What is your approach to your kids and their vegetables? We all know that it is important for our kids to eat a rainbow, but if your kids don’t like to eat their greens what do you do? Do you sneak the good stuff in? Do you hide vegetables in their meals? Or do you make sure that they are clearly identifiable on the plate?
It seems that these are two key schools of thought on this. Hidden vegetables are eaten without a fuss. But if they are on the plate, once a child is accustomed to eating them they will usually eat them again without too much fuss. For some kids, repeated exposure to the new foods is all it takes to get them to eat something. Unless they take exception to it of course.
I have a foot in each camp, myself. I definitely do a combination of the two. I think that this is because I tend by nature to be a pragmatist, rather than a purist. I hide some vegetables and I ‘expose’ others. My feeling is that way you get some healthy bits into them while they are learning/acquiring the tastes for a wider range of things. It is possibly also my cooking style. We eat a lot of sauce based meals (since we had kids), and curries, both of which are easy to incorporate vegetables into.

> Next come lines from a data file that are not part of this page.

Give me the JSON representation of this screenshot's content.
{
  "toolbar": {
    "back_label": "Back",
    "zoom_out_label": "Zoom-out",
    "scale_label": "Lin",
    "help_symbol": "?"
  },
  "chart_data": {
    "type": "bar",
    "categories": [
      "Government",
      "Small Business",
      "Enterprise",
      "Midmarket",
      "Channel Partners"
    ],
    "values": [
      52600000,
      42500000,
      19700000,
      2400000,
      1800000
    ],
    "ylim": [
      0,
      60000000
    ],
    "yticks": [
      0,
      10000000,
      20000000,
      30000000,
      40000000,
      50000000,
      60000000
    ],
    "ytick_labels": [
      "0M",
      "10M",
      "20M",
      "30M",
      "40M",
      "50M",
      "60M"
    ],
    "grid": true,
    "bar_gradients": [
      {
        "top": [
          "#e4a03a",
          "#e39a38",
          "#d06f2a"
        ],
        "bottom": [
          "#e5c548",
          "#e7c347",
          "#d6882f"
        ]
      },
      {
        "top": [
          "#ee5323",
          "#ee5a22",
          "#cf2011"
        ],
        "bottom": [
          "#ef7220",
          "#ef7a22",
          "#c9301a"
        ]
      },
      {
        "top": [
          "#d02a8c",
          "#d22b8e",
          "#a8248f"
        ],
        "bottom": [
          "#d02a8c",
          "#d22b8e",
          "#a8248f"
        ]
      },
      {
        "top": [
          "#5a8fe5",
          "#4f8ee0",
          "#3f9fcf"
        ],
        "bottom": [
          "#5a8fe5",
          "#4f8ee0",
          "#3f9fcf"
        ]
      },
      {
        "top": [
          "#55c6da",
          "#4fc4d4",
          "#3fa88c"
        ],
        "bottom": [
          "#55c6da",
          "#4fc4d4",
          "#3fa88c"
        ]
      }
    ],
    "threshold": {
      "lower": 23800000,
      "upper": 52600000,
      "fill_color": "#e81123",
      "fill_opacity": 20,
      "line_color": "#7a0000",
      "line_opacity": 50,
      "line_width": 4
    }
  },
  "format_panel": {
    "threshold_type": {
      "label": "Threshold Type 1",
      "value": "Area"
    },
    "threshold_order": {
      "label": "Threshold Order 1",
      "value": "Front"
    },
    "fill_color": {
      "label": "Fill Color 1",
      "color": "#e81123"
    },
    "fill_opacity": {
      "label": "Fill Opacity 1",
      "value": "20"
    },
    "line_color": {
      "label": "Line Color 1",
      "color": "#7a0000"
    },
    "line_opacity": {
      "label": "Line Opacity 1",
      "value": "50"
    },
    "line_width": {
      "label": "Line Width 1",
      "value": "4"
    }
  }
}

Mr five will happily eat peas, corn, broccoli, (and ‘white brocolli’). So I definitely don’t hide any of these.
But there are some things Mr five will not eat. At three and a half I had the audacity to serve him a salad. He looked at the plate and then at me and earnestly explained that he “did not eat leaves Mummy”. It made me giggle at the time, but he has stuck to this resolution. Mr five will pick out (with his fingers!) eggplants, courgettes, mushrooms, onions and carrots (but he will eat raw carrot sticks, go figure?) if he can identify them in a meal. This is despite much exposure to them over several years. So I have learnt to add these early to the cooking process to things such as bolognese or casserole type meals, so they cook down and become indistinguishable when eaten.
How do you sneak the good stuff in?
There are a number of other things that can be “snuck” into meals, depending what you are making. Here are some ideas on ways to sneak the good stuff in:
- tinned tomatoes and finely diced onion are key to so many meals
- finely grated carrot into all tomato based pasta sauces
- spinach wilts down to nothing when added in near the end
- grated apple, pear, carrot or courgette into baking or into burger patties or homemade nuggets
- finely sliced eggplant (grate for curries for the grown-ups, makes a great sauce so less calories)chopped prunes or apricot
- tinned chick peas or lentils into meat sauces
- ground nuts, eg almonds (or even some LSA) into baking, on top of cereal and in sauces
These things add variety and potentially make your meals go that little bit further whilst allowing you to up the vegetable head count on the plate a little, by stealth.
When it comes time to serve I will hopefully have added something he will eat along side it (broccoli, corn, peas or “white broccoli”). Doing it this way I know that even if he makes a big deal about the side vegetables that he will at least had had some roughage and coloured vegetables.